Finance Controller CA. CS. CFA. CIFRS.
9017 Points
Posted on 11 August 2009
Example:- An entity enters into a lease agreement on Jul1, 07, that lasts for 7 years. The asset’s economic life is 7.5 years. The F.V of the asset is 5 MINR, and lease payments is Rs.4.5 laces are payable every six months commencing Jan 1, 08.
The P.V of the MLP is 4.6 MINR. The lease payments were originally due to commence on Jul 1, 07, but the lessor has agreed to postpone the first payment until Jan 1, 08. The asset was received by the entity on Jul 1, 07.
Describe how the lease agreement should be treated for the year ended Jan 31,2008.
The lease liability should be recognized when the asset is received by the entity and the lease agreement commences, which is Jul 1, 07. The lease is a finance lease because it is for substantially all the asset’s economic life and the PV of the minimum lease payments is substantially all (92%) of the fair value of the asset.

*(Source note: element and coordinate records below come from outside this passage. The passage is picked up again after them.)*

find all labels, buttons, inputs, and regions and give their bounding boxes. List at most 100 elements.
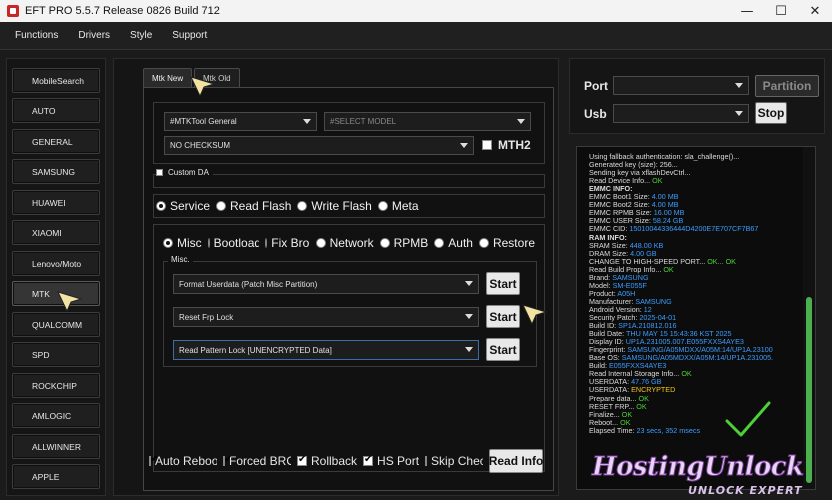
sidebar-item-xiaomi[interactable]: XIAOMI — [12, 220, 100, 245]
mth2-check-box[interactable] — [482, 140, 492, 150]
radio-dot — [207, 238, 210, 248]
hs-port-checkbox[interactable]: HS Port — [363, 454, 419, 468]
log-segment: OK — [652, 176, 663, 186]
checksum-select[interactable]: NO CHECKSUM — [164, 136, 474, 155]
watermark-line1: HostingUnlock — [592, 452, 805, 483]
partition-button[interactable]: Partition — [755, 75, 819, 97]
operation-select-read-pattern[interactable]: Read Pattern Lock [UNENCRYPTED Data] — [173, 340, 479, 360]
log-segment: Elapsed Time: — [589, 425, 637, 435]
rollback-checkbox[interactable]: Rollback — [297, 454, 357, 468]
radio-label: Read Flash — [230, 199, 292, 213]
menu-drivers[interactable]: Drivers — [78, 30, 110, 41]
function-radio-group: Misc Bootloader Fix Brom Network RPMB Au… — [163, 235, 541, 251]
radio-auth[interactable]: Auth — [434, 236, 473, 250]
sidebar-item-qualcomm[interactable]: QUALCOMM — [12, 312, 100, 337]
stop-button[interactable]: Stop — [755, 102, 787, 124]
log-panel: Using fallback authentication: sla_chall… — [576, 146, 816, 490]
radio-restore[interactable]: Restore — [478, 236, 535, 250]
sidebar-item-allwinner[interactable]: ALLWINNER — [12, 434, 100, 459]
sidebar-item-label: Lenovo/Moto — [32, 258, 82, 269]
chevron-down-icon — [465, 314, 473, 319]
skip-check-checkbox[interactable]: Skip Check — [425, 454, 483, 468]
radio-rpmb[interactable]: RPMB — [379, 236, 429, 250]
radio-write-flash[interactable]: Write Flash — [297, 199, 372, 213]
chevron-down-icon — [735, 111, 743, 116]
menu-functions[interactable]: Functions — [15, 30, 58, 41]
start-format-userdata-button[interactable]: Start — [486, 272, 520, 295]
cursor-pointer-icon — [57, 291, 83, 313]
operation-value: Reset Frp Lock — [179, 312, 234, 322]
radio-meta[interactable]: Meta — [377, 199, 419, 213]
tab-mtk-new[interactable]: Mtk New — [143, 68, 193, 87]
menu-bar: Functions Drivers Style Support — [0, 22, 832, 50]
custom-da-checkbox[interactable]: Custom DA — [156, 168, 213, 177]
model-select[interactable]: #SELECT MODEL — [324, 112, 531, 131]
brand-sidebar: MobileSearch AUTO GENERAL SAMSUNG HUAWEI… — [6, 58, 106, 496]
maximize-button[interactable]: ☐ — [764, 0, 798, 22]
sidebar-item-label: ROCKCHIP — [32, 380, 77, 391]
sidebar-item-auto[interactable]: AUTO — [12, 98, 100, 123]
main-panel: Mtk New Mtk Old #MTKTool General #SELECT… — [113, 58, 559, 496]
log-segment: OK... OK — [707, 256, 736, 266]
custom-da-check-box[interactable] — [156, 169, 163, 176]
read-info-button[interactable]: Read Info — [489, 449, 543, 473]
cursor-pointer-icon — [190, 76, 216, 98]
tab-content: #MTKTool General #SELECT MODEL NO CHECKS… — [143, 87, 554, 491]
chevron-down-icon — [465, 347, 473, 352]
sidebar-item-amlogic[interactable]: AMLOGIC — [12, 403, 100, 428]
radio-dot — [163, 238, 173, 248]
close-button[interactable]: ✕ — [798, 0, 832, 22]
radio-label: Misc — [177, 236, 202, 250]
menu-support[interactable]: Support — [172, 30, 207, 41]
radio-dot — [478, 238, 489, 248]
window-controls: — ☐ ✕ — [730, 0, 832, 22]
sidebar-item-label: APPLE — [32, 471, 60, 482]
radio-read-flash[interactable]: Read Flash — [216, 199, 291, 213]
check-box — [223, 454, 232, 466]
sidebar-item-mtk[interactable]: MTK — [12, 281, 100, 306]
sidebar-item-lenovo-moto[interactable]: Lenovo/Moto — [12, 251, 100, 276]
start-reset-frp-button[interactable]: Start — [486, 305, 520, 328]
radio-label: Network — [329, 236, 374, 250]
minimize-button[interactable]: — — [730, 0, 764, 22]
function-group: Misc Bootloader Fix Brom Network RPMB Au… — [153, 224, 545, 472]
radio-fix-brom[interactable]: Fix Brom — [265, 236, 310, 250]
tool-select[interactable]: #MTKTool General — [164, 112, 317, 131]
radio-network[interactable]: Network — [315, 236, 374, 250]
forced-brom-checkbox[interactable]: Forced BROM — [223, 454, 291, 468]
window-title: EFT PRO 5.5.7 Release 0826 Build 712 — [25, 5, 220, 17]
sidebar-item-label: XIAOMI — [32, 227, 62, 238]
watermark-line2: UNLOCK EXPERT — [688, 484, 803, 497]
radio-misc[interactable]: Misc — [163, 236, 202, 250]
sidebar-item-mobilesearch[interactable]: MobileSearch — [12, 68, 100, 93]
usb-select[interactable] — [613, 104, 749, 123]
radio-dot — [156, 201, 166, 211]
operation-value: Read Pattern Lock [UNENCRYPTED Data] — [179, 345, 332, 355]
sidebar-item-general[interactable]: GENERAL — [12, 129, 100, 154]
radio-service[interactable]: Service — [156, 199, 210, 213]
radio-dot — [377, 201, 388, 211]
radio-dot — [434, 238, 445, 248]
sidebar-item-apple[interactable]: APPLE — [12, 464, 100, 489]
mth2-checkbox[interactable]: MTH2 — [482, 138, 531, 152]
radio-dot — [265, 238, 268, 248]
sidebar-item-spd[interactable]: SPD — [12, 342, 100, 367]
log-segment: OK — [663, 264, 674, 274]
log-line: Elapsed Time: 23 secs, 352 msecs — [589, 425, 700, 435]
radio-bootloader[interactable]: Bootloader — [207, 236, 259, 250]
options-row: Auto Reboot Forced BROM Rollback HS Port… — [144, 445, 554, 477]
sidebar-item-label: MTK — [32, 288, 50, 299]
radio-label: RPMB — [393, 236, 429, 250]
sidebar-item-huawei[interactable]: HUAWEI — [12, 190, 100, 215]
tool-select-value: #MTKTool General — [170, 117, 237, 126]
sidebar-item-rockchip[interactable]: ROCKCHIP — [12, 373, 100, 398]
operation-select-format-userdata[interactable]: Format Userdata (Patch Misc Partition) — [173, 274, 479, 294]
option-label: Rollback — [311, 454, 358, 468]
port-select[interactable] — [613, 76, 749, 95]
start-read-pattern-button[interactable]: Start — [486, 338, 520, 361]
menu-style[interactable]: Style — [130, 30, 152, 41]
auto-reboot-checkbox[interactable]: Auto Reboot — [149, 454, 217, 468]
option-label: Skip Check — [431, 454, 484, 468]
operation-select-reset-frp[interactable]: Reset Frp Lock — [173, 307, 479, 327]
sidebar-item-samsung[interactable]: SAMSUNG — [12, 159, 100, 184]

During the 6-month period before the commencement of the lease payments, interest will be accrued on the lease liability using the interest rate implicit in the lease. In the period to Jan 31,08, seven months of interest will be accrued. The cash payment on Jan 1, 08, will be apportioned as to the repayment of the lease liability and payment of accrued interest. The asset will be depreciated over the lease term (7 years) in accordance with the depreciation policy for “owned” assets.